Input schemas describe structure but not intent. Descriptions should explain non-obvious parameter relationships and valid value ranges.

Purpose5/5

Does the description clearly state what the tool does and how it differs from similar tools?

The description clearly defines the specific action ('Resolve') and resource ('job context'), explaining that it connects job numbers with related tasks, quotes, and projects. It effectively distinguishes this tool from the numerous simple 'get' siblings (e.g., aroflo_get_tasks, aroflo_get_quotes) by positioning it as a cross-referencing resolver rather than a direct entity fetcher.

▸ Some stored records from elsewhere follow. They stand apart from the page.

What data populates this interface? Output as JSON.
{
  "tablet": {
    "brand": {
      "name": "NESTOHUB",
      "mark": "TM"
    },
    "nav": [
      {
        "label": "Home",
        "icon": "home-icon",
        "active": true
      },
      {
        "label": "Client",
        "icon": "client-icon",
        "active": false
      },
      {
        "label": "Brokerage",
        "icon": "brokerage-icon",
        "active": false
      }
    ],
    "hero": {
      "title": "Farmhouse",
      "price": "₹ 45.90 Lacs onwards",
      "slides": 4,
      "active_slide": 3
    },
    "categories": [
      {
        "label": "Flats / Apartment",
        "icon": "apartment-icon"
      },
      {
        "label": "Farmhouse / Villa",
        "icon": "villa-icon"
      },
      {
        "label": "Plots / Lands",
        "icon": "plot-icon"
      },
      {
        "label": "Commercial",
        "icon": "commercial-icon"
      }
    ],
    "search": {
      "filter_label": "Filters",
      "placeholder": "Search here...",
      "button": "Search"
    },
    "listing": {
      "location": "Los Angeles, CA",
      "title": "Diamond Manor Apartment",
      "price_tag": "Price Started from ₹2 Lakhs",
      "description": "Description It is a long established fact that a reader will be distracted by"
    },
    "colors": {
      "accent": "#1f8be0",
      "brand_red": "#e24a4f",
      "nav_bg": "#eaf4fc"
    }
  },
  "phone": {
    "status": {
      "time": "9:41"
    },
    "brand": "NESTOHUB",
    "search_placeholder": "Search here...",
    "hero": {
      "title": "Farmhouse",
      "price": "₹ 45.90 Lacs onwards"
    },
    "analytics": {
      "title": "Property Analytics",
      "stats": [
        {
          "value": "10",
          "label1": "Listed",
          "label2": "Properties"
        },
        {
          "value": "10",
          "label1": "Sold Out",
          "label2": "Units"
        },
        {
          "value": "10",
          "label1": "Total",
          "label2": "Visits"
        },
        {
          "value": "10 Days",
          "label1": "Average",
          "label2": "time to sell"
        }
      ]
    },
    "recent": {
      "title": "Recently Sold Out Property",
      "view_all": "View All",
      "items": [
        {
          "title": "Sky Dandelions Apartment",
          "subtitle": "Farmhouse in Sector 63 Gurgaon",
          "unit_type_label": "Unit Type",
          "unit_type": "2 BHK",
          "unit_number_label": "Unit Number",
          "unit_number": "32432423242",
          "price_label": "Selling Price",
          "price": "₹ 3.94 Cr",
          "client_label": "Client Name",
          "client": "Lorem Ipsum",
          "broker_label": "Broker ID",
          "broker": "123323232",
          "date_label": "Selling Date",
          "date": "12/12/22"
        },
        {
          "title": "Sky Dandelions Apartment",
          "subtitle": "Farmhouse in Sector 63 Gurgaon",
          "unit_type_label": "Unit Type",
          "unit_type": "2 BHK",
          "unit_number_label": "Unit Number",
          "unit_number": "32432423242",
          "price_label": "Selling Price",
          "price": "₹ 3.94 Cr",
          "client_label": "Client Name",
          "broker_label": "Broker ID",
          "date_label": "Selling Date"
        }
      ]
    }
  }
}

Agents choose between tools based on descriptions. A clear purpose with a specific verb and resource helps agents select the right tool.

Usage Guidelines3/5

Does the description explain when to use this tool, when not to, or what alternatives exist?

The description lists the five valid starting identifiers (jobNumber, quoteId, quoteRefno, projectId, projectRefno), providing clear input guidance. However, it fails to explicitly state when to use this resolver versus the simpler direct getters (like aroflo_get_tasks) or when the bounded scanning fallback might be triggered, leaving usage implications largely implicit.

Agents often have multiple tools that could apply. Explicit usage guidance like "use X instead of Y when Z" prevents misuse.